ABD’de beliren ekonomik kriz riskinin yansımaları şimdiden görülmeye başladı. ABD ve AB’de borsalarda düşüş yaşanırken, elinde büyük miktarda Amerikan hazine bonoları bulunan Çin, Obama yönetimini, borçlarına sadık kalması gerektiği konusunda uyardı.

Amerikan hükümetinden krizi engelleyecek ve Çin yatırımlarını güvence altına alacak adımlar atmasını talep eden Çin Maliye Bakan Yardımcısı Zhu Guangyao, umutlarının Amerika’nın tarihten ders aldığı yönünde olduğunu belirtti.

ABD’nin karşı karşıya bulunduğu ekonomik kriz riski sadece Çin’i değil, kapitalist/emperyalist sistemin efendilerini de diken üstünde bırakıyor.
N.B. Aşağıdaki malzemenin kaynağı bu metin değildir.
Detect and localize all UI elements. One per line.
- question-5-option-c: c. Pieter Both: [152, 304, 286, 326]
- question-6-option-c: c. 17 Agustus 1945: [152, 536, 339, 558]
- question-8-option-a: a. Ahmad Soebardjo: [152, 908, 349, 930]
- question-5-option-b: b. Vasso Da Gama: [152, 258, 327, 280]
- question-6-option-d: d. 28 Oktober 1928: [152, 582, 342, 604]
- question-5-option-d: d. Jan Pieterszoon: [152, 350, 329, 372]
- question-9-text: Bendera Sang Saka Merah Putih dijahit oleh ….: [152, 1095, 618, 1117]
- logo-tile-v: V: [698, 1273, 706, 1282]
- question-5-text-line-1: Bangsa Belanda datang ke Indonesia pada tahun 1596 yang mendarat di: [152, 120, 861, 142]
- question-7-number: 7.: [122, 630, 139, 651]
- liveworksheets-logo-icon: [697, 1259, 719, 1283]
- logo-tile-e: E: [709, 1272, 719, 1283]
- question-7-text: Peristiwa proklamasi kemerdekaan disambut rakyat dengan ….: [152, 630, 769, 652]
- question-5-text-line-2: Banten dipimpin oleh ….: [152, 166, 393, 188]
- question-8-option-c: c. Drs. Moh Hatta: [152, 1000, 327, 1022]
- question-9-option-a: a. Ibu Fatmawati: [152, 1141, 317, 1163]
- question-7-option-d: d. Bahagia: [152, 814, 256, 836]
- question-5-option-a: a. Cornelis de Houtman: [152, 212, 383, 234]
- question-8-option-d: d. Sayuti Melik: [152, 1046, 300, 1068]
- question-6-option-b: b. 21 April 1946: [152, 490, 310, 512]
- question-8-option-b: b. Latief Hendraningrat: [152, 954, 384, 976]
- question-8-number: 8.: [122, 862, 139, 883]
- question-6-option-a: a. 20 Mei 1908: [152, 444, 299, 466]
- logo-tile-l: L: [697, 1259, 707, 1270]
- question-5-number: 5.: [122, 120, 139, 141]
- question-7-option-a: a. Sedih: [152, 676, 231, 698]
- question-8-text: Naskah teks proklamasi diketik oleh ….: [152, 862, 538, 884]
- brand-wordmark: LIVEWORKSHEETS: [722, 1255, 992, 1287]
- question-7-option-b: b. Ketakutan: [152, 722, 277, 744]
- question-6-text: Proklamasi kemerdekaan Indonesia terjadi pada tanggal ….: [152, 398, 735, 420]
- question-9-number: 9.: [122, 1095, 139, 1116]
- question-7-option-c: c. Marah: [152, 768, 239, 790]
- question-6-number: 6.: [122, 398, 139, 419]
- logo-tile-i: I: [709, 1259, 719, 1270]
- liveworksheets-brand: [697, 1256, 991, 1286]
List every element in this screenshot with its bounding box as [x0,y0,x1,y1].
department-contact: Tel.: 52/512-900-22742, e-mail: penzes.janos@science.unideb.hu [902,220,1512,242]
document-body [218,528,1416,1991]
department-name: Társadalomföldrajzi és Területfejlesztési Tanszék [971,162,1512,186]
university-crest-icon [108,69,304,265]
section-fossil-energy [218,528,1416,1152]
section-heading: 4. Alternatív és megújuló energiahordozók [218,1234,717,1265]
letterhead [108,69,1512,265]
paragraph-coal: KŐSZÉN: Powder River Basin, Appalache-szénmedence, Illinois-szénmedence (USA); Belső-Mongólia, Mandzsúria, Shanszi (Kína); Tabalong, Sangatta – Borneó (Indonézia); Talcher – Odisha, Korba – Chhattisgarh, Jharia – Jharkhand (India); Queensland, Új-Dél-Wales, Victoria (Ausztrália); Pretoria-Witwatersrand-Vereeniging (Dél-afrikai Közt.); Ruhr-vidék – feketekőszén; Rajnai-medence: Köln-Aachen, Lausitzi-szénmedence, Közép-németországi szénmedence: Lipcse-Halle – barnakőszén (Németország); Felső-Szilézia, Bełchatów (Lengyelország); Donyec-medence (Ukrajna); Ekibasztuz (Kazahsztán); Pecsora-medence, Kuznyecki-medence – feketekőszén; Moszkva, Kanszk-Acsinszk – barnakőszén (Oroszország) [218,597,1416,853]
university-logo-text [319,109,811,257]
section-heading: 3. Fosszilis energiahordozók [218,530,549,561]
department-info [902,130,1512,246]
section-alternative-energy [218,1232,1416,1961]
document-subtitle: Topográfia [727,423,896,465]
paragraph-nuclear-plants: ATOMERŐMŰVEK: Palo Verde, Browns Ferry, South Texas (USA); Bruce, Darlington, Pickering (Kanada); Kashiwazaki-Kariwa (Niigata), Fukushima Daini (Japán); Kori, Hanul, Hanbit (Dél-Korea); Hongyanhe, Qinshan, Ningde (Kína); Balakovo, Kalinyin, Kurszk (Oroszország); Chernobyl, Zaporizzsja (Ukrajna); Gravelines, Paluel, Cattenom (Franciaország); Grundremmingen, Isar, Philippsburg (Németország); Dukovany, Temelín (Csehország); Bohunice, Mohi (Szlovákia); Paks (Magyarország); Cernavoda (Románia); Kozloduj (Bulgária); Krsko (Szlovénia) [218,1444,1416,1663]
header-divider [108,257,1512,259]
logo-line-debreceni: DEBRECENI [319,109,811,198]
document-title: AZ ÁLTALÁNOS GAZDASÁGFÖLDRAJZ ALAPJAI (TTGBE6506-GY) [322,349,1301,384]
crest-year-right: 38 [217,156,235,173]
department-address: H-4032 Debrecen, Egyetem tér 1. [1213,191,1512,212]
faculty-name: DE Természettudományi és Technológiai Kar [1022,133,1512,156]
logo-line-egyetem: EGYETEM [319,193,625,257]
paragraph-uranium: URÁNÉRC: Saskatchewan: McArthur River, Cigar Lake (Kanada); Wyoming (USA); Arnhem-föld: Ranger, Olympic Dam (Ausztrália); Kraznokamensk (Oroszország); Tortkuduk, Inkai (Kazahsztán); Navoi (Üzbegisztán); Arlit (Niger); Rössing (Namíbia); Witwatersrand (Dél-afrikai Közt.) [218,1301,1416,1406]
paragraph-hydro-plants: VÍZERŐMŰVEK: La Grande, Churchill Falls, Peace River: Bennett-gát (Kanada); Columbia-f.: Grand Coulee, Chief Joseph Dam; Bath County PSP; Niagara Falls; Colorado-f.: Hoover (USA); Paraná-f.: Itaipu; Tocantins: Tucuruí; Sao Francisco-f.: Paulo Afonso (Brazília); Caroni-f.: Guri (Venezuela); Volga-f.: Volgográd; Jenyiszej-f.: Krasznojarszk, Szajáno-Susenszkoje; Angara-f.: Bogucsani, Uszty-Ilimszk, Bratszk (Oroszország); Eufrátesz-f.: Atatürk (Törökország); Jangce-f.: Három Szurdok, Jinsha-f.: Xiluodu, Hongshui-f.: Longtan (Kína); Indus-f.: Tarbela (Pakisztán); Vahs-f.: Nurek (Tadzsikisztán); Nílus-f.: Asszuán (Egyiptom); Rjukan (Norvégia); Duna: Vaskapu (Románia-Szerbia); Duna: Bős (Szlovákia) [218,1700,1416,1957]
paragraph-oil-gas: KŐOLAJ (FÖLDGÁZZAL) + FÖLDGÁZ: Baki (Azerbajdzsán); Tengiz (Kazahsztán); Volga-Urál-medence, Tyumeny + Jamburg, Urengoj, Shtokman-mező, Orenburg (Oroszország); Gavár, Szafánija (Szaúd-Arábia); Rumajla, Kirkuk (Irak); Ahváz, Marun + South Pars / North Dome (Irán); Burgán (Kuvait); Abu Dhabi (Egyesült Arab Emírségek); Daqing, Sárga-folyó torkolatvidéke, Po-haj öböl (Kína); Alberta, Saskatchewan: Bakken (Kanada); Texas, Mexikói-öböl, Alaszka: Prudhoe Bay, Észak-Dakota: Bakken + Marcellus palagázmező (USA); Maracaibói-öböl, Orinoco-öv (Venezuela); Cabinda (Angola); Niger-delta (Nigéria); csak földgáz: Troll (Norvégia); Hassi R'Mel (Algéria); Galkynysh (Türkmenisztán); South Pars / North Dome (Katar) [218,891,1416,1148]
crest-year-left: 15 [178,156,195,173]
Zira ABD’de patlak verecek bu çapta bir krizin “domino etkisi” yaratma ihtimali çok yüksektir.

Krizin patlak vermesi hem ABD hem kapitalist dünya sistemini derin bir açmazla karşı karşıya bırakacak, bundan dolayı Amerikan tekelleri, borç tavanının yükseltilmesini isteyecektir. Ancak bu kriz şimdilik atlatılsa bile, sorunun bu boyuta varması, kapitalist/emperyalist sistemin en büyük ekonomisinin nasıl da kırılgan olduğunu ve her an kriz batağına yuvarlanabileceğini somut olarak gözler önüne sermiştir.